Glendon student Wilson Munoz remembers the moment his workplace closed in March. He was working behind the bar at Yorkdale mall’s Cheesecake Factory when Toronto Mayor John Tory announced dine-in services in restaurants across the city would have to close.
Wilson’s first thought went to his finances. His mind reeling, he ran through the list of bills that had already started piling up: rent, tuition, groceries, car payments, dog food, credit card, and more.
Not long after, Wilson received an email from his managers notifying him of his cancelled shifts. He started to panic.
“I was reeling,” Wilson says as he recalls the stress of those first few days after lockdown first began. “As much as I had tried to save, I am still a university student and, in the weeks before the pandemic, I had also lost a lot of my income from tips after diners stopped going out as much, so I hadn’t been able to really prepare for this.”
But for Wilson, help came just when he needed it most. He felt hopeful after reading an email from York University President and Vice-Chancellor Rhonda L. Lenton, announcing the York University Emergency Bursary for students who needed urgent financial aid to cover the unexpected costs of the pandemic.
“I was in such a dire need that I applied within a few hours of seeing that email,” Wilson says. “And when I was approved to receive $1,500 towards my expenses, I was so grateful to York University and the community that made this happen. At a time when everything was so uncertain, this money eased my stress.”
The University has committed $2M to the Emergency Bursary and aid has been distributed to students since March, but their need for emergency relief has far surpassed expectations. Thousands of students have applied for financial aid after incurring unexpected costs related to travel, emergency housing, food, and other necessities. Countless numbers of students have also lost part-time and summer jobs, internships, co-ops and other work they had lined up to pay for their university education.

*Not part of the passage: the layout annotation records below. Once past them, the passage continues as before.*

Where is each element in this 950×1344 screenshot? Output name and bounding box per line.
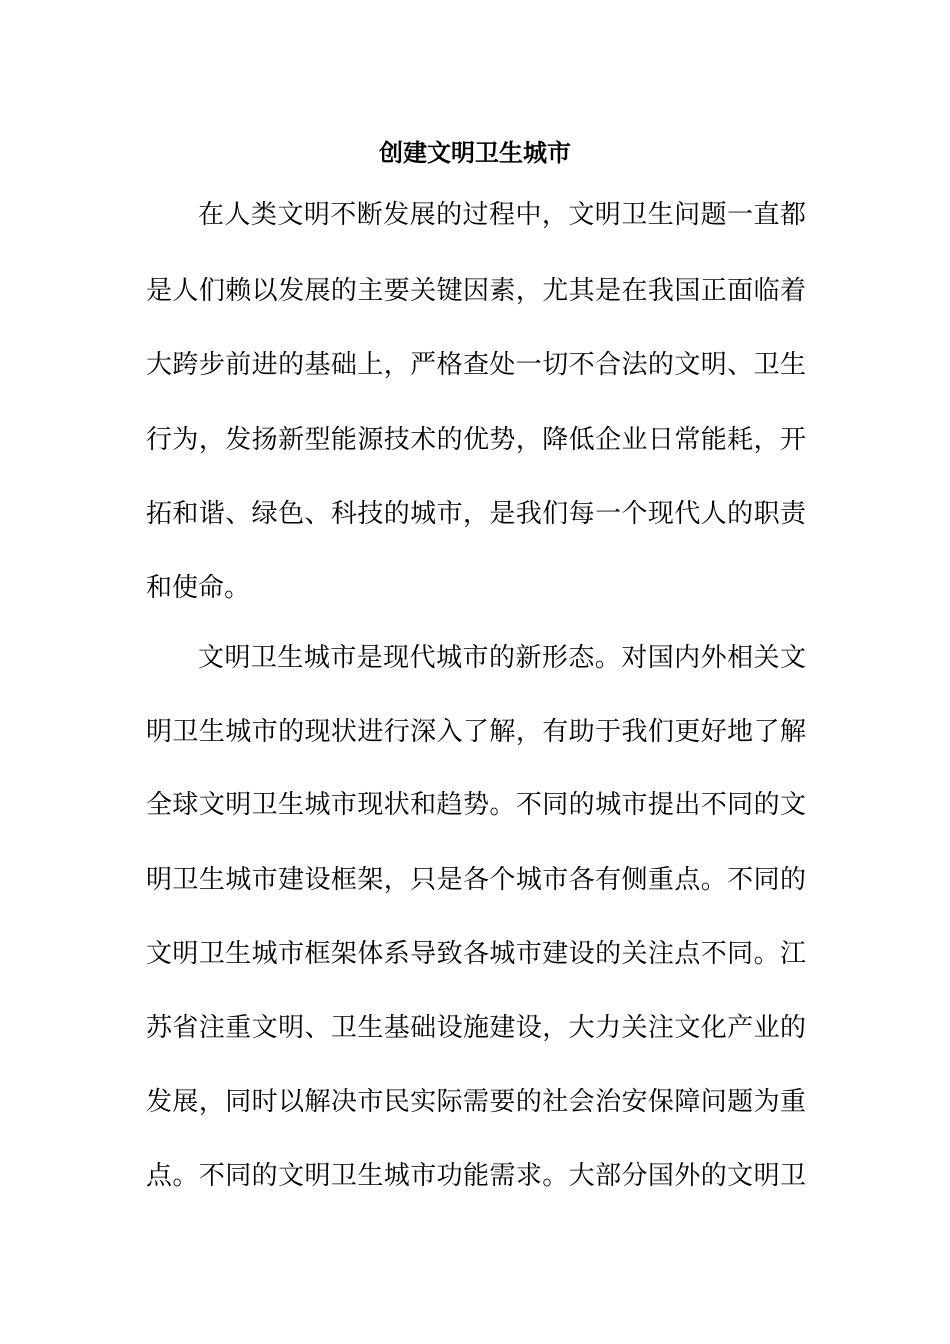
paragraph-2-line-1: 文明卫生城市是现代城市的新形态。对国内外相关文 [198,643,806,673]
paragraph-1-line-6: 和使命。 [146,573,251,603]
paragraph-1-line-3: 大跨步前进的基础上，严格查处一切不合法的文明、卫生 [146,350,806,380]
paragraph-1-line-2: 是人们赖以发展的主要关键因素，尤其是在我国正面临着 [146,276,806,306]
paragraph-1-line-4: 行为，发扬新型能源技术的优势，降低企业日常能耗，开 [146,425,806,455]
paragraph-2-line-4: 明卫生城市建设框架，只是各个城市各有侧重点。不同的 [146,865,806,895]
paragraph-2-line-2: 明卫生城市的现状进行深入了解，有助于我们更好地了解 [146,717,806,747]
paragraph-2-line-3: 全球文明卫生城市现状和趋势。不同的城市提出不同的文 [146,790,806,820]
paragraph-1-line-5: 拓和谐、绿色、科技的城市，是我们每一个现代人的职责 [146,499,806,529]
document-title: 创建文明卫生城市 [379,138,571,167]
paragraph-2-line-5: 文明卫生城市框架体系导致各城市建设的关注点不同。江 [146,939,806,969]
paragraph-2-line-7: 发展，同时以解决市民实际需要的社会治安保障问题为重 [146,1087,806,1117]
paragraph-1-line-1: 在人类文明不断发展的过程中，文明卫生问题一直都 [198,200,806,230]
paragraph-2-line-6: 苏省注重文明、卫生基础设施建设，大力关注文化产业的 [146,1013,806,1043]
paragraph-2-line-8: 点。不同的文明卫生城市功能需求。大部分国外的文明卫 [146,1161,806,1191]
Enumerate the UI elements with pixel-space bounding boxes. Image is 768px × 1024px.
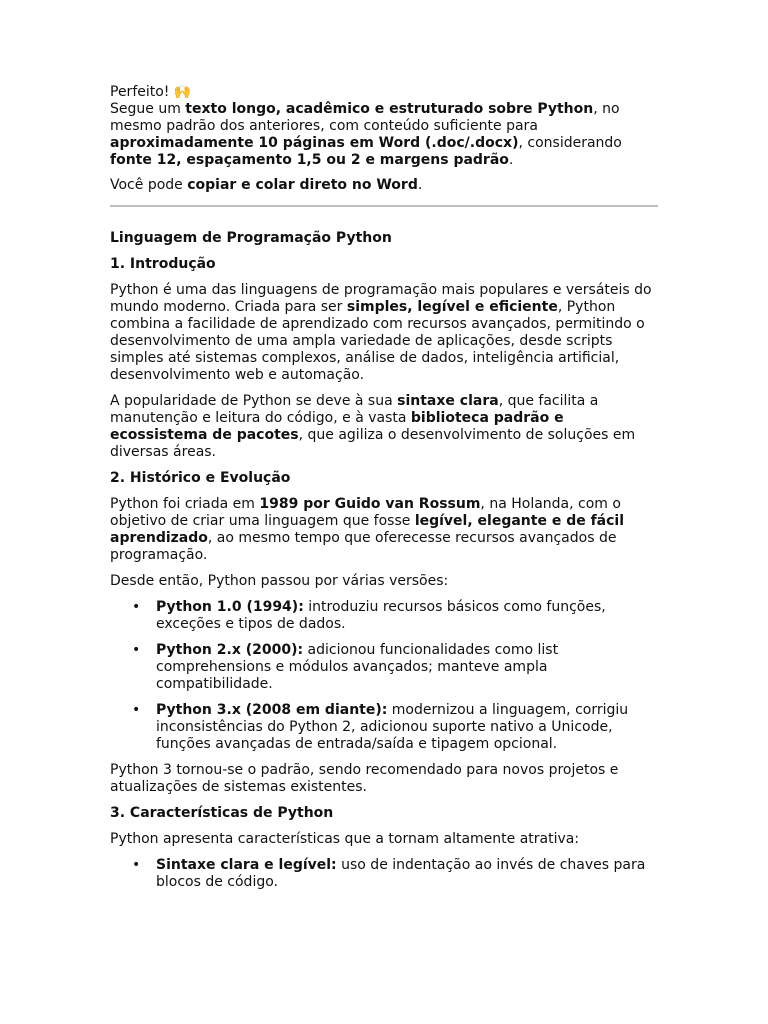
intro-block	[110, 84, 658, 169]
bold-text: sintaxe clara	[397, 393, 499, 409]
text-run: adicionou funcionalidades como list comprehensions e módulos avançados; manteve ampla compatibilidade.	[156, 642, 559, 692]
bold-text: Python 3.x (2008 em diante):	[156, 702, 388, 718]
intro-paragraph-2	[110, 177, 658, 194]
body-paragraph	[110, 496, 658, 564]
section-heading: 3. Características de Python	[110, 805, 334, 821]
bullet-list	[110, 857, 658, 891]
text-run: Python é uma das linguagens de programação mais populares e versáteis do mundo moderno. Criada para ser	[110, 282, 652, 315]
text-run: modernizou a linguagem, corrigiu inconsistências do Python 2, adicionou suporte nativo a Unicode, funções avançadas de entrada/saída e tipagem opcional.	[156, 702, 629, 752]
body-paragraph	[110, 831, 658, 848]
bold-text: aproximadamente 10 páginas em Word (.doc/.docx)	[110, 135, 519, 151]
greeting-text: Perfeito! 🙌	[110, 84, 192, 100]
text-run: introduziu recursos básicos como funções, exceções e tipos de dados.	[156, 599, 606, 632]
text-run: , no mesmo padrão dos anteriores, com conteúdo suficiente para	[110, 101, 620, 134]
bullet-text	[156, 599, 606, 632]
bold-text: Sintaxe clara e legível:	[156, 857, 337, 873]
text-run: Desde então, Python passou por várias versões:	[110, 573, 449, 589]
text-run: Python apresenta características que a tornam altamente atrativa:	[110, 831, 580, 847]
bullet-icon: •	[132, 599, 141, 615]
bullet-text	[156, 642, 558, 692]
bold-text: legível, elegante e de fácil aprendizado	[110, 513, 625, 546]
bullet-icon: •	[132, 642, 141, 658]
text-run: , que agiliza o desenvolvimento de soluções em diversas áreas.	[110, 427, 636, 460]
text-run: Segue um	[110, 101, 186, 117]
section-heading: 2. Histórico e Evolução	[110, 470, 291, 486]
text-run: , na Holanda, com o objetivo de criar uma linguagem que fosse	[110, 496, 621, 529]
bold-text: copiar e colar direto no Word	[187, 177, 418, 193]
text-run: , que facilita a manutenção e leitura do código, e à vasta	[110, 393, 599, 426]
bullet-item	[110, 857, 658, 891]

The York community rose to the challenge in a big way.
Hundreds of York community members have rallied around our students by making donations to provide additional support to students through the York University Emergency COVID-19 Student Relief Fund. With support coming from alumni, donors, faculty, staff, the York University Alumni Board, and members of York’s Board of Governors, over $450,000 has been raised to provide further supports for students.
“I am incredibly proud of the way students, staff, faculty, alumni and supporters have come together to help one another,” said President Lenton. “Even in these extraordinary and challenging times, York continues to be a caring community dedicated to the well-being and success of students. I am grateful to everyone who has contributed to our emergency bursaries.”
President Lenton noted there is still much work to do make sure no student falls behind. As we head into the winter season, students will continue to need support. COVID-19 will have a lasting impact on students, and the generous support of our community can help to provide funding to assist them in completing their education.
Wilson knows first-hand how much the support of the York community has meant to students over the past few months.
“Thank you to everyone from the bottom of my heart. This support means everything,” he says. “I am so grateful to everyone who has contributed. We really need it and we’re really struggling. If you are able, please consider making a donation to help other students like me.”
Help students access the financial relief they need by making a donation online: alumniandfriends.yorku.ca/give/.
Champions spearheading relief efforts
York University alumni and long-standing donors Pierre Lassonde and Victor Dahdaleh responded quickly to the urgent need students are experiencing in the wake of the pandemic by contributing a combined $300,000 towards the York University Emergency COVID-19 Student Relief Fund as a match to encourage others to give.
“York students need us,” Pierre said. “It’s imperative that the community steps in to support every student through their university education.” At his namesake Lassonde School of Engineering, students, staff and faculty are working on groundbreaking researching to develop technological solutions to help stop COVID-19 transmission.
Victor, who established the Dahdaleh Institute for Global Health Research, echoed those comments: “Students must be supported through this crisis. More now than ever, today’s students must complete their education to become tomorrow’s leaders.”
In the current reality of COVID-19, the Dahdaleh Institute and its team is fast becoming a trusted resource for the world.